In this pastoral setting, Egrets -- their bleach white bodies cast against the green stalks -- stood statue-like waiting for prey. Long-legged ibises waded through the ripples of water on the hunt. A mallard duck called out from somewhere within the stalks. 

"Two-hundred and thirty species of wildlife inhabit these fields as these crops grow," Bransford said. "They live in harmony with these rice fields."

With 95% of California's wetlands gone, Michael Lynes, director of public policy for Audubon California, said the rice fields are a vital resource for shore birds. And with the drought claiming most of this year's fields and their offerings of food and water, he fears the future impact on bird populations. 

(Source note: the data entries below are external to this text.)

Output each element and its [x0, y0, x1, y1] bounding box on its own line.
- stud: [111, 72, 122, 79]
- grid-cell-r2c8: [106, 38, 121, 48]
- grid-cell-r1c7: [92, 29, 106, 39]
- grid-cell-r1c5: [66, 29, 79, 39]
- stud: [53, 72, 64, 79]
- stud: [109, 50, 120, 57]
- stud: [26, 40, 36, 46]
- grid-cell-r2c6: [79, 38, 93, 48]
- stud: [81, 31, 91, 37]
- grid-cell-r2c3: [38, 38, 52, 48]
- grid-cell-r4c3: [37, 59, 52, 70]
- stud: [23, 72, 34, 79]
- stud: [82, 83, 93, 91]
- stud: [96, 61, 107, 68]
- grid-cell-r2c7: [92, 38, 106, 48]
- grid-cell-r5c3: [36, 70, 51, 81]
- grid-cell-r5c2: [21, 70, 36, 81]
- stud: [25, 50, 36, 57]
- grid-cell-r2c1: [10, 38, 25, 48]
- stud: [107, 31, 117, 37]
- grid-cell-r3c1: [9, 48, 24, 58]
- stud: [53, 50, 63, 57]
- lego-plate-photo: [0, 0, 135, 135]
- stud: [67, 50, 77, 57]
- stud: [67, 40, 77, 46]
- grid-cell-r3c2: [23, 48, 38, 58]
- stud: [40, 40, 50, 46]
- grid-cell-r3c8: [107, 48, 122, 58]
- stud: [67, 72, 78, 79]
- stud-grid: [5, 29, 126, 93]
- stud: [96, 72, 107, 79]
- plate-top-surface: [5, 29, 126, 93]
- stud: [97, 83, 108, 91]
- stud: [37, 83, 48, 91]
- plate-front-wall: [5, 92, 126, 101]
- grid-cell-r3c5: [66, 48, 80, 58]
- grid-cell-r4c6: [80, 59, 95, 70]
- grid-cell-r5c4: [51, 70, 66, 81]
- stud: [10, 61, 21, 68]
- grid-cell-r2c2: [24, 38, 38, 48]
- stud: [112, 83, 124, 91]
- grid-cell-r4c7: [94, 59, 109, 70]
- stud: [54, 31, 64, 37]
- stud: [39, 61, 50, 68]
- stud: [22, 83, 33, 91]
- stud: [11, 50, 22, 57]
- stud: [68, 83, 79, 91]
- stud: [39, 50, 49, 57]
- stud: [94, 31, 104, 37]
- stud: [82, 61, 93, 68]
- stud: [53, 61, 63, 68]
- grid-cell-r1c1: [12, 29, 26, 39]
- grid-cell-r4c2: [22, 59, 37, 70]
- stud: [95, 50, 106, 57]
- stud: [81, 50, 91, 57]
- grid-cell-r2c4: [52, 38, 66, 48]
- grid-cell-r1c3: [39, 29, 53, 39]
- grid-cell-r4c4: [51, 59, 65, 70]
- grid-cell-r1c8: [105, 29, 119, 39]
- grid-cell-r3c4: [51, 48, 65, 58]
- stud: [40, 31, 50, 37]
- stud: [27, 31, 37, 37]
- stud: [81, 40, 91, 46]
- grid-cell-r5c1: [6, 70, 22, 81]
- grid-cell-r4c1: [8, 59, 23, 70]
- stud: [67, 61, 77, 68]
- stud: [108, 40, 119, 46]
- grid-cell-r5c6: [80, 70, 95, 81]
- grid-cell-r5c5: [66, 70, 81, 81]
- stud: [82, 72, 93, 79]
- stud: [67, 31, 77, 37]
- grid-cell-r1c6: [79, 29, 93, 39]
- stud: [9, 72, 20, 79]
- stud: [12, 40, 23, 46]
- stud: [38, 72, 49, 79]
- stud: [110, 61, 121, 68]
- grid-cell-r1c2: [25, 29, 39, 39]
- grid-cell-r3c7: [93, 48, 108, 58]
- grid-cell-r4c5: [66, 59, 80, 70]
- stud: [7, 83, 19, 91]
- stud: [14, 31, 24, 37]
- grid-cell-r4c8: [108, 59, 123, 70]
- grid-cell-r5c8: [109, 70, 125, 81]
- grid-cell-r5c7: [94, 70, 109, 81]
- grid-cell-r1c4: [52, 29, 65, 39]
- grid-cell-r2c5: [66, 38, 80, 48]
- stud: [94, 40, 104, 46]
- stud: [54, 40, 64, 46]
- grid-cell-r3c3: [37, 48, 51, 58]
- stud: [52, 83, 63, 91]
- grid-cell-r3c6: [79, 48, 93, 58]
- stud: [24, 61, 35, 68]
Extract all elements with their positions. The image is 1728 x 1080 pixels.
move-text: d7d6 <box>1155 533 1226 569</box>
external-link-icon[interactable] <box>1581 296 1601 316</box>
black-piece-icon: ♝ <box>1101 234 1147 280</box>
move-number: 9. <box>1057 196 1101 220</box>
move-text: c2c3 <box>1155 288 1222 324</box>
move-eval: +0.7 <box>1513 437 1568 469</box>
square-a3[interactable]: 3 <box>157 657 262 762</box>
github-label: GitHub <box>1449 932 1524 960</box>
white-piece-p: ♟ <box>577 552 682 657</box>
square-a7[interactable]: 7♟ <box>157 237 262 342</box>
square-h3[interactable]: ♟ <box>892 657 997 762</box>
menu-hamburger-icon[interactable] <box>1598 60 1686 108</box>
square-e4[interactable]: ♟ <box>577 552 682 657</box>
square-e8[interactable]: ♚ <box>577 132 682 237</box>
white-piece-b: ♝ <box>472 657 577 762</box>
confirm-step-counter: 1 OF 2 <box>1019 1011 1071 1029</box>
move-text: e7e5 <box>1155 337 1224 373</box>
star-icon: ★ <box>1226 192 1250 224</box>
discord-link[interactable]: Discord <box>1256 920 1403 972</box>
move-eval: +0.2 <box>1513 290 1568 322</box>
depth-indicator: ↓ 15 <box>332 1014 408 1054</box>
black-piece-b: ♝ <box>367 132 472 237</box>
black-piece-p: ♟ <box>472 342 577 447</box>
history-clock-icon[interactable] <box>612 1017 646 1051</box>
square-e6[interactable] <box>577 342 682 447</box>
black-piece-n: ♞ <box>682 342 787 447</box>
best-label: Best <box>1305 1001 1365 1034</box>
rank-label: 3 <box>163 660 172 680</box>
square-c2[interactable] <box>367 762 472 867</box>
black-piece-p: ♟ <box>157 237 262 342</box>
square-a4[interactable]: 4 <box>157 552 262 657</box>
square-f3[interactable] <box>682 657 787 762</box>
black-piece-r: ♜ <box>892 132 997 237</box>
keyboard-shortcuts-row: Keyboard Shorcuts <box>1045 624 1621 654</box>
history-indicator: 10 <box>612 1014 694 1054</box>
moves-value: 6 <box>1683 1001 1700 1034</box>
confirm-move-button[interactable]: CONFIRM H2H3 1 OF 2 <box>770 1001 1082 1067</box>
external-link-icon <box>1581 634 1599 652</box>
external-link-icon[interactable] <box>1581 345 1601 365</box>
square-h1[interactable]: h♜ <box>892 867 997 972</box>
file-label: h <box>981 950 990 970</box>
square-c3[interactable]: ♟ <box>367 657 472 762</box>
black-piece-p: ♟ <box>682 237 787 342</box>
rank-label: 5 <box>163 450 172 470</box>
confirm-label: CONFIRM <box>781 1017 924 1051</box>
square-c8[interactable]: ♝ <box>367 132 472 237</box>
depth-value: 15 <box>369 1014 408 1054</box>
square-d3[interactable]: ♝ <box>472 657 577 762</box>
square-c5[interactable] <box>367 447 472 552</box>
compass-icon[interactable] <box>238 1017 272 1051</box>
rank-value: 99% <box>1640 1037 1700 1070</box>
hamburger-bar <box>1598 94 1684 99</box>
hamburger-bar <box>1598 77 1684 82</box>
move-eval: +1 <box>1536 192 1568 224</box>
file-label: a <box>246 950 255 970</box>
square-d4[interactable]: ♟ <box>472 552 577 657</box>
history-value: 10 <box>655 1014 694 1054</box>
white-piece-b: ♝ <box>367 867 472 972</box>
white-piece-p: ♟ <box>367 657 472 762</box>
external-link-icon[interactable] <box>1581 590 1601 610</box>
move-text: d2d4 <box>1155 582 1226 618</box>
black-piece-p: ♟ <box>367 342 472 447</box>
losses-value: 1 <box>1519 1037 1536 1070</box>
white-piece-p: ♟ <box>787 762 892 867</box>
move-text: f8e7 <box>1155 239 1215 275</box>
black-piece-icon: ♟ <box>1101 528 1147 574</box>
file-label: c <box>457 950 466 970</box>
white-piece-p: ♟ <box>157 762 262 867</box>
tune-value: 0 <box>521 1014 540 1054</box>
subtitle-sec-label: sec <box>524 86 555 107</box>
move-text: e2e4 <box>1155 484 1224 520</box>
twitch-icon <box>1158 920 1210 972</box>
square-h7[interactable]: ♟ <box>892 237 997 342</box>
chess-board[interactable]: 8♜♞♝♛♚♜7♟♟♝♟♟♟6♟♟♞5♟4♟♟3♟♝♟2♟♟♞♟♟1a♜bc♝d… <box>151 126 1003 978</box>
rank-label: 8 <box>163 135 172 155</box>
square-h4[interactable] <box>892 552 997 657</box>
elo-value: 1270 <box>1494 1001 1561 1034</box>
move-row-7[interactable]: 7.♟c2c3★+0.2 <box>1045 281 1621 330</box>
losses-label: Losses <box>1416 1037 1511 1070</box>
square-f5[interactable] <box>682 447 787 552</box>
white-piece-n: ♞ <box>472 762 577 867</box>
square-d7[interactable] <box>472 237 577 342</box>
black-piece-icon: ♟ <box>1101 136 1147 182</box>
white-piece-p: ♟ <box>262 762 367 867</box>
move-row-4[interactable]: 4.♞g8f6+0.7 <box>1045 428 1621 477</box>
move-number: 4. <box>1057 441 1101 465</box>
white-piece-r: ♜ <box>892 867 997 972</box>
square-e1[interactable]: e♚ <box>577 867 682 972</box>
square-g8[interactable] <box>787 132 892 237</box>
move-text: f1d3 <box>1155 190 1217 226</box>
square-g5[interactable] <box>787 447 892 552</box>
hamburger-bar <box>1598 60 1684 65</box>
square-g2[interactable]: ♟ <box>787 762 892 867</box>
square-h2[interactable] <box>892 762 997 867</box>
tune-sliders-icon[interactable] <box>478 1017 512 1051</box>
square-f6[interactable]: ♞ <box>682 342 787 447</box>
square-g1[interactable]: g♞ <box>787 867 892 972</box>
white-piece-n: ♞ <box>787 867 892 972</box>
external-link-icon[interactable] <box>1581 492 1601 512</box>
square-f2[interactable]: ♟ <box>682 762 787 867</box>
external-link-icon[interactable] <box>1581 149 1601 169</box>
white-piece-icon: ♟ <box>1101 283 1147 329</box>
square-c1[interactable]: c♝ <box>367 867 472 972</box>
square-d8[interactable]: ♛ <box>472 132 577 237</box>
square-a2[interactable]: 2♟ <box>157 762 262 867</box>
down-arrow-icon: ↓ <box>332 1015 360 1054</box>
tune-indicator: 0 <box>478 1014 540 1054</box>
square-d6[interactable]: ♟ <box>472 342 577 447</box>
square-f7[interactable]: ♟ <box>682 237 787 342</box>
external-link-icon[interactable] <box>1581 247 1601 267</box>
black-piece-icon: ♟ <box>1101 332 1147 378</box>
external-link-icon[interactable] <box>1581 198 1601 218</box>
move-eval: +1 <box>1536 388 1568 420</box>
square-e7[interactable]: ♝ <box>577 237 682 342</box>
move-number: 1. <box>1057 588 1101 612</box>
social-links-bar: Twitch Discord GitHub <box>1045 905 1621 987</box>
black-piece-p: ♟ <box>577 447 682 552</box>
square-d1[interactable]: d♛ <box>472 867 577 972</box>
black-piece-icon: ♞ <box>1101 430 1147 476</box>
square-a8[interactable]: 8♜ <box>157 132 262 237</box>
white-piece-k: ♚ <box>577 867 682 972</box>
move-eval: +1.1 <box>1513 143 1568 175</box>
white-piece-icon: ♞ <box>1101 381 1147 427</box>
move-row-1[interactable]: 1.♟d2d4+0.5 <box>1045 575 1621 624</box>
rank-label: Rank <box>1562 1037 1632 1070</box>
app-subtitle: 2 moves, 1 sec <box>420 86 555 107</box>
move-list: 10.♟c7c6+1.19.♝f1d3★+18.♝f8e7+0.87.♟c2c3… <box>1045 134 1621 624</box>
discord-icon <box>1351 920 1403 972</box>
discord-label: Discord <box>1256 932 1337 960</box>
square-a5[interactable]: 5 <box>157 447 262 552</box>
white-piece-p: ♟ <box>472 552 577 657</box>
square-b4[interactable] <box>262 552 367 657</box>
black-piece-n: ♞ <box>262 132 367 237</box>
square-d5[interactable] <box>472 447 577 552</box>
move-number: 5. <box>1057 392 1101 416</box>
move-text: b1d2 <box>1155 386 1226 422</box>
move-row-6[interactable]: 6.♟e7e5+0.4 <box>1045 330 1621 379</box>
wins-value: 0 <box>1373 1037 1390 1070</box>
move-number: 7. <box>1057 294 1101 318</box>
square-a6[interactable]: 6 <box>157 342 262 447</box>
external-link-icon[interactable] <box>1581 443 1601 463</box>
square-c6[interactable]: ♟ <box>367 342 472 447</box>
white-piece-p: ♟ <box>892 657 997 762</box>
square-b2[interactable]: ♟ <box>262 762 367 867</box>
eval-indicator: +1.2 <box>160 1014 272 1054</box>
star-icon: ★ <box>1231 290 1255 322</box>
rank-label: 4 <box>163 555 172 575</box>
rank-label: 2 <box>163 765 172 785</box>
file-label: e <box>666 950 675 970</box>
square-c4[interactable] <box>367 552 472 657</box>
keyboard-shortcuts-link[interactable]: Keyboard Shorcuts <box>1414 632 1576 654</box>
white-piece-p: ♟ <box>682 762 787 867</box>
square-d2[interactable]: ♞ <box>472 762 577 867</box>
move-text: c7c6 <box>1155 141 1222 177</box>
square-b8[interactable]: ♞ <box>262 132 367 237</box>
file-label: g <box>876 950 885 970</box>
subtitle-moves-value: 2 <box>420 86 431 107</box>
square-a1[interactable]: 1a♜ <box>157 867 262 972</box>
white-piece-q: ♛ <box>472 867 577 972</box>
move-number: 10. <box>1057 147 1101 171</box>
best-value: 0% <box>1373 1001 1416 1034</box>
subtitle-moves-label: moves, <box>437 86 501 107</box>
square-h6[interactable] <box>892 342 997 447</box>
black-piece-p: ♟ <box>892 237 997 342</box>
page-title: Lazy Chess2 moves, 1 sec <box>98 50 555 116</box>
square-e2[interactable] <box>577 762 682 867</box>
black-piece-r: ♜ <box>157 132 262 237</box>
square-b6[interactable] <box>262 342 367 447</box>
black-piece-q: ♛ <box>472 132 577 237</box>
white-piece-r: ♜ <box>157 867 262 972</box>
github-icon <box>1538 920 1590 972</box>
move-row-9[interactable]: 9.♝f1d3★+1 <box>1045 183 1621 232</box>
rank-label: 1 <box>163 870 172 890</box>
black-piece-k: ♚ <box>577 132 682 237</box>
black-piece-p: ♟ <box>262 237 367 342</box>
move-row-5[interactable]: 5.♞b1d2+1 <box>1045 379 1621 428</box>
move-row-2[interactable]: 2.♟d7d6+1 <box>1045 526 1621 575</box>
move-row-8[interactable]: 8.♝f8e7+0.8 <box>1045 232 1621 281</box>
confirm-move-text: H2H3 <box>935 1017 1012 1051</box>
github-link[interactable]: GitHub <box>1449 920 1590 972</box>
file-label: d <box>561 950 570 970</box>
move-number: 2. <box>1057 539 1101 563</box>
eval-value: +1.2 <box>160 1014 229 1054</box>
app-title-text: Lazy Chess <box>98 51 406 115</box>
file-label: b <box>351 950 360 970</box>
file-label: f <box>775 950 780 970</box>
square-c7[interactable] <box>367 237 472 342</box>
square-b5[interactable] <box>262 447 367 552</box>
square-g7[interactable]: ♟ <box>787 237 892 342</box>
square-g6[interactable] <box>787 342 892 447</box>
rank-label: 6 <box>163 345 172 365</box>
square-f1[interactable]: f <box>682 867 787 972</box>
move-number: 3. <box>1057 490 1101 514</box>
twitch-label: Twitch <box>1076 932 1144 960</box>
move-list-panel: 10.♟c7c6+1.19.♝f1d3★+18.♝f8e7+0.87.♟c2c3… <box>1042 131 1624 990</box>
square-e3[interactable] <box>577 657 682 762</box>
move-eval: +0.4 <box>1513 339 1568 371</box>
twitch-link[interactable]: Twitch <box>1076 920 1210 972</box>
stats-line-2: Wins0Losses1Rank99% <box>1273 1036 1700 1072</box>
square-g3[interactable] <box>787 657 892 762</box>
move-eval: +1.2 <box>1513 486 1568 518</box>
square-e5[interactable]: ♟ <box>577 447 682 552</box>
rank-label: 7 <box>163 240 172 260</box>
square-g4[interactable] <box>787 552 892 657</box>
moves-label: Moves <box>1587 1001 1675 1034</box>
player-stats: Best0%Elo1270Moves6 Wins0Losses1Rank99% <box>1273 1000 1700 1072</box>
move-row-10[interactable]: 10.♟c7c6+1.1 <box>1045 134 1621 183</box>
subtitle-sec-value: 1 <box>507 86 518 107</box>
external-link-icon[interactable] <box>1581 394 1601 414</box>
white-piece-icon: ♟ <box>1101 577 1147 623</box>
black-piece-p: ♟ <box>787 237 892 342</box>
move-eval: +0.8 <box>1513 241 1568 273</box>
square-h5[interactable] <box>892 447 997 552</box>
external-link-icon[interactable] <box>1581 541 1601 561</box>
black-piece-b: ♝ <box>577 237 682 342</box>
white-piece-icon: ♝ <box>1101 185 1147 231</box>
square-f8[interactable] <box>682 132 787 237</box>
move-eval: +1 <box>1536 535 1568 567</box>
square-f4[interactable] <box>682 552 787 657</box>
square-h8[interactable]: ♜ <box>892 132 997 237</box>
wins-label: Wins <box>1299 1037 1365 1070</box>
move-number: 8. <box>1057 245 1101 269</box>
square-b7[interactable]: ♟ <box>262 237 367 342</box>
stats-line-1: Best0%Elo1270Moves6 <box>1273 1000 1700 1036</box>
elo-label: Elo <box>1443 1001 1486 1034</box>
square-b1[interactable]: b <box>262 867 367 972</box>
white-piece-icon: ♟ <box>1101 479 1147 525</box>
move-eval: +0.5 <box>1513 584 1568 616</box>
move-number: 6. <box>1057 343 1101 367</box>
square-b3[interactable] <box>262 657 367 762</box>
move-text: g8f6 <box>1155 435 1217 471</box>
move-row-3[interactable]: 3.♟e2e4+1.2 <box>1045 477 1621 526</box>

"So as we sort of choke the remaining habitat that’s left," Lynes said, "as we dry it up and give birds less we will continue to see those declines and for some populations those declines will happen even more quickly." 

Bransford has heard the rumblings over the years, those who've blasted the foolishness of growing a water-dependent crop in an area whose fortunes rise and fall with the rains. 

Bransford points to the birds as just one justification for their existence. But another is every farmer's pride of putting food on the table -- which in Colusa County turns out most of the nation's high-quality sushi rice. 

"We grow cheap, affordable food and that’s very important, Bransford said. "And with inflation today that’s all the more important."

But Bransford acknowledged the future of his industry is in the hands of mother nature, and the deepening impact of climate change which has unleashed unusual winds while choking off rain. 

In his fields these days, the only work underway was a tractor plowing under the weeds which are the only living things that seem to thrive without rain here.  

"We never planned for a year like this," Bransford said, driving his truck along his mournful lands, " and not much we can do, but wait for a better time."